The characters were definitely my absolute favorite thing about the book. Loulie al-Nazari was a very interesting and compelling protagonist. I really liked her – she wasn’t like other MC girls that I’ve followed in the best way. She’s rough and jaded, with a tragic past (like several of my least favorite MC girls), but she’s also vulnerable and can’t do everything on her own. And this was a really big part of her character arc, which is something that I really enjoyed following.

Mazen bin Malik was a great deuteragonist, a great foil to Loulie, and had a fun personality. I really liked his character, and he was the first one that I connected with, even before Loulie. His insecurities and desire to break free from his isolation was very relatable to me.

Qadir was excellent, and I loved, loved, loved his and Loulie’s relationship. It was an entirely platonic, wonderfully written found family. I loved how he acted as another foil to Loulie – but in a different way that Mazen was. He was calmer and more contemplative than Loulie was, and it really balanced out their partnership, and helped them work seamlessly as a team.

He curled her fingers around the coin. “Not alone,” he said. “Not anymore.”

Aisha bint Louas was probably my least favorite of the protagonists, but I still really enjoyed her. Most of my character moment and character development tabs went to her, and for good reason. Out of all of the characters here, I feel that she had the most growth.

The thing I liked the most after the characters was definitely the short stories inserted throughout The Stardust Thief. They were told in a very engaging way, and were also expertly woven in to embellish on the actual plot.

The plot itself was also excellent. I loved all of the nods to A Thousand and One Nights, and Abdullah’s writing style. The whole thing was a super engaging adventure story.

Stuff I Didn’t Like

“We all start as cowards. We’re all afraid, Prince. The only difference between a hero and a coward is that one forgets their fear and fights, while the other succumbs to it and flees. Your fear of death does not make you weak. Only human.”

There were only a couple of things that I didn’t care for in the novel. First off – and this is more of an issue with a choice that the publisher made – the pages with the short stories were almost too dark to read the text off of. And as someone who already has some vision issues, it was extremely annoying. If these pages had just been a little bit lighter, it would’ve been fine.

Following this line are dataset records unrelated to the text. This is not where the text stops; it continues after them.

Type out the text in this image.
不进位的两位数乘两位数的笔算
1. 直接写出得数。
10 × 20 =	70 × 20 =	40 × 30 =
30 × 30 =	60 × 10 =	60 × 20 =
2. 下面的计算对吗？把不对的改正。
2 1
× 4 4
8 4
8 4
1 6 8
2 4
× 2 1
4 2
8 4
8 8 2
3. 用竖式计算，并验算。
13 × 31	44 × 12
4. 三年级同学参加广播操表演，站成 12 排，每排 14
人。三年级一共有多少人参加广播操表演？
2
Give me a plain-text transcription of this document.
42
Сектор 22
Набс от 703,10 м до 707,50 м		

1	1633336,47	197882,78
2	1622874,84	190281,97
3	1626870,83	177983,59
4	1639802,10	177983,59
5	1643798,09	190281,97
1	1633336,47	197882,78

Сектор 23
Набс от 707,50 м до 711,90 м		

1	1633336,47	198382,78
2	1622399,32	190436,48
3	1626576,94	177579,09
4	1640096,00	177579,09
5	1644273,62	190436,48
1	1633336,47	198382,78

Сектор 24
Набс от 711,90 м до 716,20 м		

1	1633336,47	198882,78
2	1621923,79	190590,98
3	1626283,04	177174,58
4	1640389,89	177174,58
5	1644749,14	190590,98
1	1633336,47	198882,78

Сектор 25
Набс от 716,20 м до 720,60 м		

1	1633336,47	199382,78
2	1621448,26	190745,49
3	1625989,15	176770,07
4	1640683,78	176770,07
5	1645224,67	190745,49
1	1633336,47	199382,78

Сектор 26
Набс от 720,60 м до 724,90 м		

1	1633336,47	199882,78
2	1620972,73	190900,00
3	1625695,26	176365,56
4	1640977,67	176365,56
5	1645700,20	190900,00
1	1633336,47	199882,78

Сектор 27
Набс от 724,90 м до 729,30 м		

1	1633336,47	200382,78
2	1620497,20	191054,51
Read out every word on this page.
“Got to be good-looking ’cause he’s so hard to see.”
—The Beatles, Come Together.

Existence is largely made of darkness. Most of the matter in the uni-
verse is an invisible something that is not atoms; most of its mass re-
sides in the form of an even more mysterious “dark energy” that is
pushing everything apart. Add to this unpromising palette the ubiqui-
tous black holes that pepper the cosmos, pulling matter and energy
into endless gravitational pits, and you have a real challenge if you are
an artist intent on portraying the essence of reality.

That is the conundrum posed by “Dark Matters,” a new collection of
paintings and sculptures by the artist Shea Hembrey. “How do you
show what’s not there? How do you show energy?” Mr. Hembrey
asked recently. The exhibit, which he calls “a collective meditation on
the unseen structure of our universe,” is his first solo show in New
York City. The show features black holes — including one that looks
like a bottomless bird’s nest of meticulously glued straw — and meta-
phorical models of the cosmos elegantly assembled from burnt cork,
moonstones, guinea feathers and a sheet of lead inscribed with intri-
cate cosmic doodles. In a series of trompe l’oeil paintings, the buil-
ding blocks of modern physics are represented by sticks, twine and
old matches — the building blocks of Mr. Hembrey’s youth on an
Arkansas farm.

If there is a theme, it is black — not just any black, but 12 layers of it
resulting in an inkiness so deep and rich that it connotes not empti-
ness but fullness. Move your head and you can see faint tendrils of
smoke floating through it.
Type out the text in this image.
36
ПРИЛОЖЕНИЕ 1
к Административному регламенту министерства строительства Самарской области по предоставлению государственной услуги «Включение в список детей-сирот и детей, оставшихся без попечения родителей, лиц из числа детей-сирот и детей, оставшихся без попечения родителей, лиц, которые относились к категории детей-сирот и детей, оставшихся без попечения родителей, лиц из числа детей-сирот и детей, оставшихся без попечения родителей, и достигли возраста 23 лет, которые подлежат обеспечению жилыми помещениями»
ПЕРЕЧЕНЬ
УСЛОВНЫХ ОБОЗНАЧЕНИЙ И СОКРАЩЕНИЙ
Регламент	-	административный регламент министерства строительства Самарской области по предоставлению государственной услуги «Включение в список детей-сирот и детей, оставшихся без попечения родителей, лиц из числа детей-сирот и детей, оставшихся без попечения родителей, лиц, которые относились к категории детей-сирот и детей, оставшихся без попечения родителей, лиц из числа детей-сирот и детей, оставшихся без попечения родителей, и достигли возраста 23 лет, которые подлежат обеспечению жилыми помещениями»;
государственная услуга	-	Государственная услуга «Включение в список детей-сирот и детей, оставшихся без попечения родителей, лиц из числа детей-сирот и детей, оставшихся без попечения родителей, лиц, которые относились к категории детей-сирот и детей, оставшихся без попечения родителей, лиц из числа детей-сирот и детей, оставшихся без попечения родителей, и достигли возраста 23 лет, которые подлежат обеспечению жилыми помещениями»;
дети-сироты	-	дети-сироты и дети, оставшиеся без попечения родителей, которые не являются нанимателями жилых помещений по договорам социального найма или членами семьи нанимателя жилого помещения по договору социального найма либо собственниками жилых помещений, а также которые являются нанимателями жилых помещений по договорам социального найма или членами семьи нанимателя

The other thing I didn’t like was how whipped Loulie was about a particular character. Like, she was constantly simping over this man, particularly when they were in the room together. It was all just so awkward and annoying to me, mostly because I don’t feel like we saw enough of them together to justify all of the simping. But yeah, that was really the only other thing that I didn’t care for.

I did find some twists a little predictable (particularly those concerning Qadir), and I figured out most of them before they happened, but I didn’t mind that. It always feels good to get to these parts and find out that I was right. Also, I loved the twist on the title. I feel like you’re led to believe that Loulie is the eponymous Stardust Thief, but it ends up being someone else.

Final Thoughts

“The sun, it warms the sand

And set the sheikh’s heart aflame.

She waits in the shade, the sun says,

The beloved of your dreams.

She waits in the shade. The shade.”

So yeah, I really enjoyed The Stardust Thief and I absolutely recommend it to any and all fantasy fans. It’s so well written, with great characters and a great story. Just read it. Please.

As always, thank you so much for reading, and have an amazing day/night!